How Teaching in Asia Can Improve Your Finances

One of my goals in life is to become what PlayerSupreme refers to as a “Real Man.” It is my objective to not have to take orders from a corporate hierarchy, to not have to rely on others (at least not in the since of a job) to support my life. Working under others, jumping when they say jump, and being spoken down to by others is emasculating. Add the recent wave of humidity here in Guangzhou and I just want to hit the gym, then go back home with the air conditioner on for the whole day.

Buildings near my current workplace in Tianhe District, Guangzhou, China

Of course, I cannot realistically stay home when I want to since I rely on a job to pay the bills, to eat, and even to stay in China legally. While I am indeed grateful for my comparatively lofty position, one can see how employment is a distant kin of slavery, and how drudging in the employ of others can be emasculating.

Despite these complaints, teaching in Asia is one step towards becoming the Real Man that I want to be. Financial security is an important aspect of manhood and can be a boon in entrepreneurship. Looking over my financial records, while I made more monthly in America, I spent much more when it came to utilities, rent, and day-to-day living. Taxes also took a big chunk out of my money.

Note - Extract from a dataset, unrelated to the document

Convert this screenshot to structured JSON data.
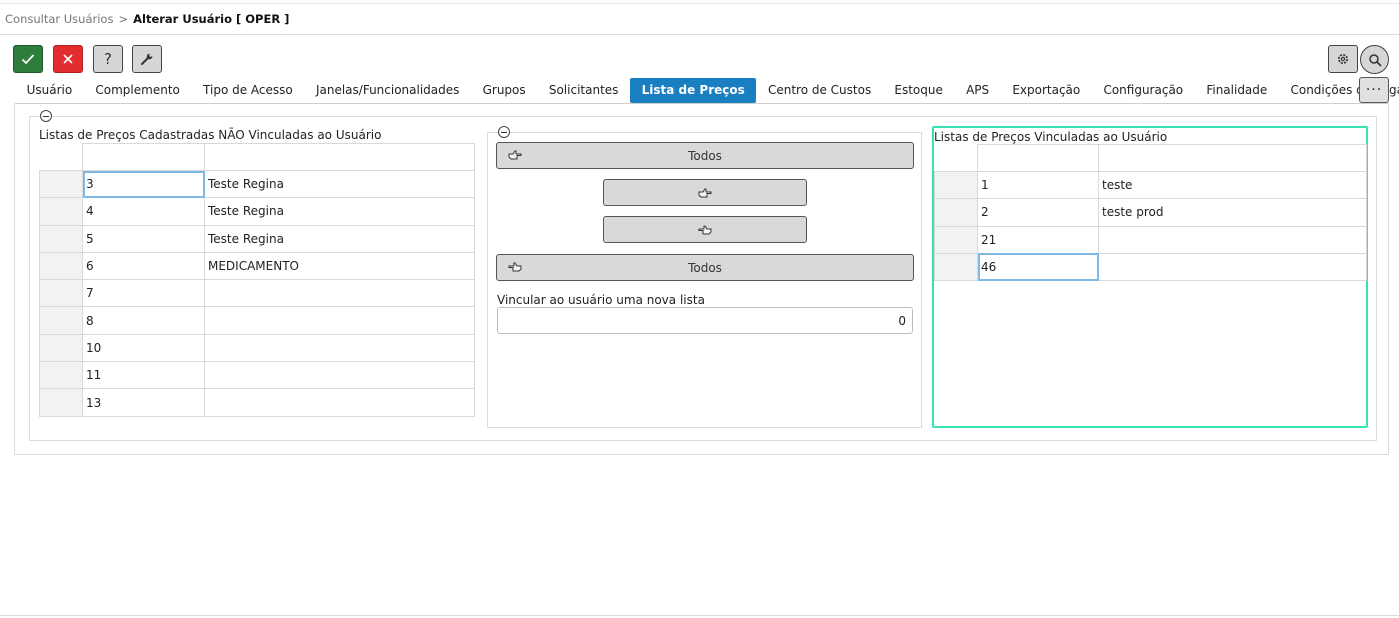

Tax is something that I have failed to escape here in the Far East, especially given that my real estate agent somehow cannot get my fapiao to me, but even then, I am able to save much more each pay period. Since I am living overseas for most of the year, I will not have to pay taxes to the IRS provided that I make under 100,000-some USD. Making the deal even sweeter, I was able to write off my plane ticket as a moving expense for work. Reducing my taxes alone has allowed me to save a substantial amount of money.

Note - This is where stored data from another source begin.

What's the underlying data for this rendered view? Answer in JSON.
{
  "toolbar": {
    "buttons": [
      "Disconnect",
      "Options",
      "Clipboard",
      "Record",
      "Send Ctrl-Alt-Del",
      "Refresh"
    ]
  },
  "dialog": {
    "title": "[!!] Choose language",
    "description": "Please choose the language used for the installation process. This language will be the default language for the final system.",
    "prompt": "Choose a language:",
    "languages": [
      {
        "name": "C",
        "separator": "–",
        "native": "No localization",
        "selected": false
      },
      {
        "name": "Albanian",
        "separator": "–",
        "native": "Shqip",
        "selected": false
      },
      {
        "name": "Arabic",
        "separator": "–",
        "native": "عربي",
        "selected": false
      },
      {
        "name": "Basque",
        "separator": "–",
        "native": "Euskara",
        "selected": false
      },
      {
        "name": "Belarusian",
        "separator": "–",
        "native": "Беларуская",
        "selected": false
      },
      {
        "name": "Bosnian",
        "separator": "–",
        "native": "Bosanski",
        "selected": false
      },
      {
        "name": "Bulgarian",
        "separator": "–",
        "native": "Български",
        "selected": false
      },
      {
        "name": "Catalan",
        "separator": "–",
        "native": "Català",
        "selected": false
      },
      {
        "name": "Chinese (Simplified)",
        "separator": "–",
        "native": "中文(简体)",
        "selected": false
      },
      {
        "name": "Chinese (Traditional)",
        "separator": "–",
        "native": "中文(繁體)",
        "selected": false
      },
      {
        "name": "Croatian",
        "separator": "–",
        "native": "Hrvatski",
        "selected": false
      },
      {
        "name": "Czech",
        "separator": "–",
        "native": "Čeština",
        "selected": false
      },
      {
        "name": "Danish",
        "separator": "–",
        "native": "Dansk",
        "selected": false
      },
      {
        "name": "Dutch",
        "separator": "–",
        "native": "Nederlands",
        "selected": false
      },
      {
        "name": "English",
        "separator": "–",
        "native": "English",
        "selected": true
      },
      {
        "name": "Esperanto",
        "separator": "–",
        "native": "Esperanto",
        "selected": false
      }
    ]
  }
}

When I left the United States of America, I was dealing with quite a bit of debt due to failed business endeavors (mainly the foolhardy decision to join an insurance pyramid scheme, or “multi-level marketing” company). Had I stayed, I probably would have been a slave to debt until the third quarter, but living frugally in China, I have been able to pay off all of my debt within the first quarter of the year. Now, I can focus on building income and making (hopefully more calculated) investments in financial markets and business endeavors.

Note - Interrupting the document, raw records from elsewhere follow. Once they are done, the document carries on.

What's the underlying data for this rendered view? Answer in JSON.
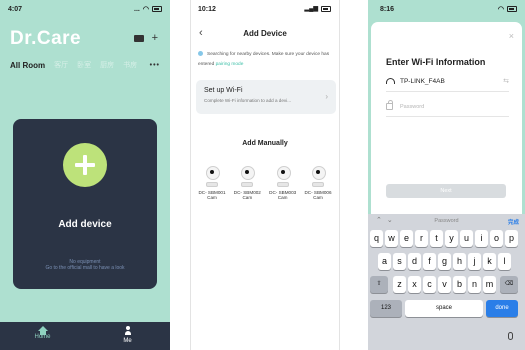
{
  "phone1": {
    "time": "4:07",
    "status_dots": "...",
    "brand": "Dr.Care",
    "rooms": [
      "All Room",
      "客厅",
      "卧室",
      "厨房",
      "书房"
    ],
    "more": "•••",
    "card": {
      "label": "Add device",
      "empty_line1": "No equipment",
      "empty_line2": "Go to the official mall to have a look"
    },
    "tabbar": {
      "home": "Home",
      "me": "Me"
    }
  },
  "phone2": {
    "time": "10:12",
    "title": "Add Device",
    "notice_text": "Searching for nearby devices. Make sure your device has entered",
    "notice_link": "pairing mode",
    "setup": {
      "title": "Set up Wi-Fi",
      "subtitle": "Complete Wi-Fi information to add a devi..."
    },
    "add_manually": "Add Manually",
    "devices": [
      {
        "line1": "DC- SBM001",
        "line2": "Cam"
      },
      {
        "line1": "DC- SBM002",
        "line2": "Cam"
      },
      {
        "line1": "DC- SBM003",
        "line2": "Cam"
      },
      {
        "line1": "DC- SBM006",
        "line2": "Cam"
      }
    ]
  },
  "phone3": {
    "time": "8:16",
    "sheet": {
      "title": "Enter Wi-Fi Information",
      "ssid": "TP-LINK_F4AB",
      "password_placeholder": "Password",
      "next": "Next"
    },
    "keyboard": {
      "bar_label": "Password",
      "bar_done": "完成",
      "row1": [
        "q",
        "w",
        "e",
        "r",
        "t",
        "y",
        "u",
        "i",
        "o",
        "p"
      ],
      "row2": [
        "a",
        "s",
        "d",
        "f",
        "g",
        "h",
        "j",
        "k",
        "l"
      ],
      "row3": [
        "z",
        "x",
        "c",
        "v",
        "b",
        "n",
        "m"
      ],
      "num": "123",
      "space": "space",
      "done": "done",
      "shift": "⇧",
      "backspace": "⌫"
    }
  }
}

Building a financial future in China
Stacking paper the Chinese way

As you can see, living abroad can allow you to lift financial burdens from your life while still building an income and stacking savings. If you can manage to set aside a little bit of money to make the jump overseas, you might want to give it a try. Teaching in a foreign country can help us to improve our finances while seeing the world, and hopefully building a side hustle as well!